Greetings,
When you get more into it, you'll learn about vectors, and this won't be an issue, but learning arrays is important!
I just wanted to make some notes about your code though:
This line:
for (int i = 0; i < (myArray[i]); i++)
Will yield some results that you don't want. You're checking to see if the variable i is less than whats at the array at position i. What I assume you're looking to do is run through the array. In that case you want to iterate through the length of the array. What you would want to use is the size function of arrays.

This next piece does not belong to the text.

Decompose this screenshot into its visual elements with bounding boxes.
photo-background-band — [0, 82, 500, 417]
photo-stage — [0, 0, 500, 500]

for (int i = 0; i < myArray.size(); i++)
The second thing is here:
1 2 3 4 5 6
|
if (myArray[i] == 2)
{
myArray[4] = myArray[i - 1];
cout << myArray[i];
}
| |
The if statement is good, you're looking for the value '2'. However, you're accessing the array at a hard coded position, which can be dangerous if you don't know what you're doing. You're array's size and number of elements are actually different numbers (off by one). For example, you have an array of size 4 but it starts counting at 0 so element 0 is 1, element 1 is 2, element 2 is 3, and element 3 is 4. So what is at element 4 (the position you're trying to access)?
For simple programs you should try and trace out whats going on, line by line. You'll find out whats wrong.
So, to trace this out:
i is 0 so it outputs 1
it fails the if statement and goes back to the top of the loop
i is 1 so it outputs 2
it passes the if statement
it then assigns 1 to position 4 in the array (but you don't have access to it)
then it outputs 2 (i is still 1!)
then it goes back to the top of the loop
i is 2 so it outputs 3
it fails the if statement and goes back to the top of the loop
i is 3 so it outputs 4
it fails the if statement and goes back to the top of the loop
then i is 4 but you don't have access to myArray[4] (its usually garbage)
However, if you were allowed, you assigned 1 to myArray[4] so it fails the while condition of the for loop, and drops out completely.
the program for me segfaulted at this point (Which it should have)